The sweet scent of the blossoming bush she'd never bothered to learn the name of was as soothing as her maid's hands. There had been one just like it outside her window at her childhood home, down to the pink tinge on
edges of the white petals. With her eyes closed, she could almost hear her mother's scolding voice and her father's deeper, richer tones soothing her.

“Ah, my fair one sleeps the morning away.”

Involuntarily, a smile caught her lips, but she let it widen into something more artificial as she opened her eyes. It would never do for the maid to report that her mistress looked upon her lover with tenderness.

“Beckram, my dear.”

He smiled and let his eyes roll over her with admiration she suspected was partially true. He might be young, but she had the figure of a woman half her age. She wondered why the king had selected this one for her. Was he trying to test her? Onev hadn't been so young, though he'd been softer, less clever. It hadn't taken a full year before Jakoven had him killed. She hoped Beckram lasted longer. She wished she could save him, but she'd learned better a long time ago. So she would savor her enjoyment while it lasted and try not to grow too attached. It helped that he never talked of anything but nonsense. The one before Onev had liked sailing.
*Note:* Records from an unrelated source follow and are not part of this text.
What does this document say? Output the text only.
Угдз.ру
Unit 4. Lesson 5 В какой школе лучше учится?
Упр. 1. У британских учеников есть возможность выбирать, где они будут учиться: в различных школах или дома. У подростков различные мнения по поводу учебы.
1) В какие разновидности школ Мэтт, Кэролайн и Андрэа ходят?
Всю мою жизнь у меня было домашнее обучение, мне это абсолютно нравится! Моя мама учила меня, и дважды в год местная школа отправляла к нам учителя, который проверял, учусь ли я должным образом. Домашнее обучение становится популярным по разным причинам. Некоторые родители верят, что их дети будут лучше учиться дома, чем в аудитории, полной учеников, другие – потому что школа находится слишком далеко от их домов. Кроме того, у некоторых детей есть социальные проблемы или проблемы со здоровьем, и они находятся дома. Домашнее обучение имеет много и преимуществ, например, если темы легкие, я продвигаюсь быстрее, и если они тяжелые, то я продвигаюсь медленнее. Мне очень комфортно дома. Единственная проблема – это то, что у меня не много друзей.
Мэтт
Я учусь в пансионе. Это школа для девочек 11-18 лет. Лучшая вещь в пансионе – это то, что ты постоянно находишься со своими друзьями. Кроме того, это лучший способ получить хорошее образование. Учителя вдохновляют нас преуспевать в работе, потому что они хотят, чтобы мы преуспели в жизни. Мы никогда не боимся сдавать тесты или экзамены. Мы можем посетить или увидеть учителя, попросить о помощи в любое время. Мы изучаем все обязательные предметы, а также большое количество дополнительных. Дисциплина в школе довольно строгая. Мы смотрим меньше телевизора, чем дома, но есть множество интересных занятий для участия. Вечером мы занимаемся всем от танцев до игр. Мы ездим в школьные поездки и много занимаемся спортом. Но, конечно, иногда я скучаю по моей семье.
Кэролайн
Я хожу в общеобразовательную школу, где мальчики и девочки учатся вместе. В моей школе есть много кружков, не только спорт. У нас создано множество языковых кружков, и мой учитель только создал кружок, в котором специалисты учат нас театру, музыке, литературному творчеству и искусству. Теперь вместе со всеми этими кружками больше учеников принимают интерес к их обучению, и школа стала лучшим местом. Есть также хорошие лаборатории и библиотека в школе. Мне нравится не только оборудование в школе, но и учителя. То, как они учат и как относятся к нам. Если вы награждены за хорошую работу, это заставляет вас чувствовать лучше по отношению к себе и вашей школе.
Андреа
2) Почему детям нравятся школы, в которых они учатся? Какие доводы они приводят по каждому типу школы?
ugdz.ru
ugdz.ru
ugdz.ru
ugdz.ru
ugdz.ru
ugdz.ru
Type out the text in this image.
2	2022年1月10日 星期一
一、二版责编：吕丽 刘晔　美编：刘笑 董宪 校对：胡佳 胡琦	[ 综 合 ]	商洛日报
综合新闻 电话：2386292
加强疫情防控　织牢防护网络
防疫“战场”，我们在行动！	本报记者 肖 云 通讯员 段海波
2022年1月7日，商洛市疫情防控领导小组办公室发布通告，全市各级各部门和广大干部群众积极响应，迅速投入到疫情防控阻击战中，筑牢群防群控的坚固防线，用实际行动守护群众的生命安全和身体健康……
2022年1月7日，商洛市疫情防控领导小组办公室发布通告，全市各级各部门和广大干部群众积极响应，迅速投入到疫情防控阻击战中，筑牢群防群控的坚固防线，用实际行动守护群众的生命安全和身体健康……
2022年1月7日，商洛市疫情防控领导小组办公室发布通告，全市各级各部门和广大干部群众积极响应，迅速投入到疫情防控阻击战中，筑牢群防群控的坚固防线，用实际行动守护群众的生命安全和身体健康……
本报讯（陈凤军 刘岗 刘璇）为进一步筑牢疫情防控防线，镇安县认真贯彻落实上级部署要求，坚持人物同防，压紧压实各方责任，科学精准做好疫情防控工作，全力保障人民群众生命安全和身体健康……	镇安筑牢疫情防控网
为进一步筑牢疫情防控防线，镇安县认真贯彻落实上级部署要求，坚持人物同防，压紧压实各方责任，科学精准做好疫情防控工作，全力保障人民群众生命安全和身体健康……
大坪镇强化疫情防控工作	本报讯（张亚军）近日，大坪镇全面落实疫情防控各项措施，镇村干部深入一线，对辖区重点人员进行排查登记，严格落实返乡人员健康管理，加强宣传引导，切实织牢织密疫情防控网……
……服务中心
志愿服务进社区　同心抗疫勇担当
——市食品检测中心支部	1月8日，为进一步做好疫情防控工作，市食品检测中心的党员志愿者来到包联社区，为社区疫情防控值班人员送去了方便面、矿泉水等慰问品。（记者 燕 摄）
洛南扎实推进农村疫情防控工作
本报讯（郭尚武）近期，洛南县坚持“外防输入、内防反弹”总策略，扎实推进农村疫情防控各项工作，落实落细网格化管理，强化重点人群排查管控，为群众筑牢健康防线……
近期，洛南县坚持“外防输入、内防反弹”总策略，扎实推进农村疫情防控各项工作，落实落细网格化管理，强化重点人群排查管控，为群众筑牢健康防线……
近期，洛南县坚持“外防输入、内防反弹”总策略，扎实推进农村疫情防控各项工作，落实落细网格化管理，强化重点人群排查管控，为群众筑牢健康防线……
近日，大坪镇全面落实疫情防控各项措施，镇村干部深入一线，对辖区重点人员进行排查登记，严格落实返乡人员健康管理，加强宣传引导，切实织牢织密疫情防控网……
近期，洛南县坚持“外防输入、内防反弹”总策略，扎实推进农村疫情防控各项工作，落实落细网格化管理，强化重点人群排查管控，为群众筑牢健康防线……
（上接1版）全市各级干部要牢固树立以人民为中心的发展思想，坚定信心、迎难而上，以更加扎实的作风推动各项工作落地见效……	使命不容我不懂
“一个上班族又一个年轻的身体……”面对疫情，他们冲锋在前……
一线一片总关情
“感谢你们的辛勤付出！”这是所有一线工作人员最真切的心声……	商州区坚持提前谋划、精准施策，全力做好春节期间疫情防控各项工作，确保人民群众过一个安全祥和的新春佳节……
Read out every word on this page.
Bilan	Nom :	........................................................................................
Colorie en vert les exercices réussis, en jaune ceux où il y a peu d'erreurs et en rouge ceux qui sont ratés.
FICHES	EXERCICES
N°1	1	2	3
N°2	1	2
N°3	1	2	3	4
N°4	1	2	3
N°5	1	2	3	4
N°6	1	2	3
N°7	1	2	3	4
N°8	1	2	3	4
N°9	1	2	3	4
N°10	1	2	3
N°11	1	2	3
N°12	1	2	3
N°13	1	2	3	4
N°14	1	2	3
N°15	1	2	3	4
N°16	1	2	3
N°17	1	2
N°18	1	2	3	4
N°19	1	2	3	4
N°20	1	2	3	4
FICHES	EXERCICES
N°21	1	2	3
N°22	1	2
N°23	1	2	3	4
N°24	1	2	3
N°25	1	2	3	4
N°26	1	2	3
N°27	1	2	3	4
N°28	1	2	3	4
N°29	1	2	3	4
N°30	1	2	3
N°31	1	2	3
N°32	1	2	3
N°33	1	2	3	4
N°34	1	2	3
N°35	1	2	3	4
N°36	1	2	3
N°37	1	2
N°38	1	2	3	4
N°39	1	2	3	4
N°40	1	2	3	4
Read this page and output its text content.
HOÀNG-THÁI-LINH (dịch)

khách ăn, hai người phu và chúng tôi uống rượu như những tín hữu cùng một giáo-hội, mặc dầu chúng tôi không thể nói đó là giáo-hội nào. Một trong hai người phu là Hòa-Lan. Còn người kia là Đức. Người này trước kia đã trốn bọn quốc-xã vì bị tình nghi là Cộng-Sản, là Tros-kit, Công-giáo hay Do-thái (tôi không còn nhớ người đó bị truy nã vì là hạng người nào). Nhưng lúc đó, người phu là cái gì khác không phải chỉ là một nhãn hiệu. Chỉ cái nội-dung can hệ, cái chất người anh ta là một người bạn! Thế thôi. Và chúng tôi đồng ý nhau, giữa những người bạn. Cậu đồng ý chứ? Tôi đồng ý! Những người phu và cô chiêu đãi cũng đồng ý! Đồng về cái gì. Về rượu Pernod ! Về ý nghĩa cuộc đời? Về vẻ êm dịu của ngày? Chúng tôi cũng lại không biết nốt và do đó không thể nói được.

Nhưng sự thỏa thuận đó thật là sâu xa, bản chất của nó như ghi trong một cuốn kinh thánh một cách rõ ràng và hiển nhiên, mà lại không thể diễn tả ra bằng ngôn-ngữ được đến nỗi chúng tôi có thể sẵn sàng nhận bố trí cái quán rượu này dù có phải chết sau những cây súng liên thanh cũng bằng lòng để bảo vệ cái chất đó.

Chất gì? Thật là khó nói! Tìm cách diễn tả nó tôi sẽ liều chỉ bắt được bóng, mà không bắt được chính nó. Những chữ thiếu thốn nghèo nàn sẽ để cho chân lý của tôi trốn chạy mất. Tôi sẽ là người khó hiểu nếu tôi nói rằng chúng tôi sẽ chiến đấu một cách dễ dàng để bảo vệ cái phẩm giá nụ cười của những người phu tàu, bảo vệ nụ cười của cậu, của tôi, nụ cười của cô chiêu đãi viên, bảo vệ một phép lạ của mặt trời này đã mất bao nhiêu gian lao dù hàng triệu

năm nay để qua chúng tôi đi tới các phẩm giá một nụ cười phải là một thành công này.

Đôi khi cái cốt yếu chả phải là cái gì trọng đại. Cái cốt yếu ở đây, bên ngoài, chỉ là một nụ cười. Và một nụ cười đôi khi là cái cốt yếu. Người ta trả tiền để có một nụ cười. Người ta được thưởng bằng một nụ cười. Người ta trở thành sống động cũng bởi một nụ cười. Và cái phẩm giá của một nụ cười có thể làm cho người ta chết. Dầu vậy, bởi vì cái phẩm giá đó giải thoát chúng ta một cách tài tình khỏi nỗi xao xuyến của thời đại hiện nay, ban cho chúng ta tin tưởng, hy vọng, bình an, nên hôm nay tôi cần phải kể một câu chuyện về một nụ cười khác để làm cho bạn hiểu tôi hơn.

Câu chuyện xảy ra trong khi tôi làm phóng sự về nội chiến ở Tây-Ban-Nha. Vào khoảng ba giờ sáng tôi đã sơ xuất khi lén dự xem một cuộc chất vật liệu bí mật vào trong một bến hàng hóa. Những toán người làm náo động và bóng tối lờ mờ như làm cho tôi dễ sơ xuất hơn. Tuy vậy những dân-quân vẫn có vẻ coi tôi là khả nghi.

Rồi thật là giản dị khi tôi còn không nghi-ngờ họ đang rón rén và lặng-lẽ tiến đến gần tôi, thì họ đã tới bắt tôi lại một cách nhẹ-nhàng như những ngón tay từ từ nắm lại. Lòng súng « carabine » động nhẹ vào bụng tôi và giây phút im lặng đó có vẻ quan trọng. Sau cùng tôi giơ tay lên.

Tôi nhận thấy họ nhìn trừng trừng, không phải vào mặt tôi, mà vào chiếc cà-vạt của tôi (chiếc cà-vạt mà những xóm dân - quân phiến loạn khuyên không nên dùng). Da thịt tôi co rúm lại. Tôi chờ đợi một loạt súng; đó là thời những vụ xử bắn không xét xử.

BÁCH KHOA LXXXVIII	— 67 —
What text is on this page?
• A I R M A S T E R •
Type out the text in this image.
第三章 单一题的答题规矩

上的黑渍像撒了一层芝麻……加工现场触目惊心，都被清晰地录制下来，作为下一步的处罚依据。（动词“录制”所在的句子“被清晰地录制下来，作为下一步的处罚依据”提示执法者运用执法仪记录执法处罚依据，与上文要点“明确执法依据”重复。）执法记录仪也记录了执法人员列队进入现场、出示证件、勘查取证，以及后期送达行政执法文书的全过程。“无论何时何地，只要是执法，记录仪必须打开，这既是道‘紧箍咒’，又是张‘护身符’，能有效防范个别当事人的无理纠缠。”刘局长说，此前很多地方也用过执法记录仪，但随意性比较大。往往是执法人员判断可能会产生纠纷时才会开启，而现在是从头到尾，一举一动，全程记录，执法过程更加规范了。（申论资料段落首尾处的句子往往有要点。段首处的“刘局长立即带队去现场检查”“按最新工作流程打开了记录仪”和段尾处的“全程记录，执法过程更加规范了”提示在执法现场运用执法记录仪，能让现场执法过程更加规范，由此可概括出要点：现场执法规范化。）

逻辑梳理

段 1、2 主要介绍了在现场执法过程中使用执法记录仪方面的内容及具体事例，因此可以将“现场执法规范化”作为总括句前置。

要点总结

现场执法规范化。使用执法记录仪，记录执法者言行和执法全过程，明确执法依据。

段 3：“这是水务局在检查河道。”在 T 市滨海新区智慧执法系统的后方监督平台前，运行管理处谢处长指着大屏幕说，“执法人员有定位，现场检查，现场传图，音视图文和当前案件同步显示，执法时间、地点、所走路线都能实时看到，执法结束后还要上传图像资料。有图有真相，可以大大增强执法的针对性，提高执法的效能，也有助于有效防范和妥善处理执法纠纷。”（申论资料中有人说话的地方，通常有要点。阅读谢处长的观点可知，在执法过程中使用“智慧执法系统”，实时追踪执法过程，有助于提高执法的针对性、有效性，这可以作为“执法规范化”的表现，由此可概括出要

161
She'd managed to forget his name after he'd disappeared, but she remembered that.

“My love, you make the summersweet blush in shame,” he gestured toward her favorite bush.

“Is that what it is?” she asked, startled that she'd just been wondering, and he'd answered her unspoken question. She'd remember him now, she thought, every time she saw the bush.

He laughed. “I think so, but my brother's the one to ask. What did you do to him, anyway? He was really nervous about you this morning.”

She fought to keep her public mask on. “Last night we were standing next to each other—I thought he was you. I—” Ridiculous to be embarrassed about it, she told herself. She played her role, and had for longer than this child had been alive. She managed to go on smoothly.
“—pinched his rump. I thought he was going to pass out.” She rolled her eyes, though she'd been touched by his innocence.

Beckram laughed again, settling himself at her feet with the boneless grace of youth. “He takes things too seriously.” He took one of her feet into his hands and rubbed it gently, with just enough pressure that it didn't tickle.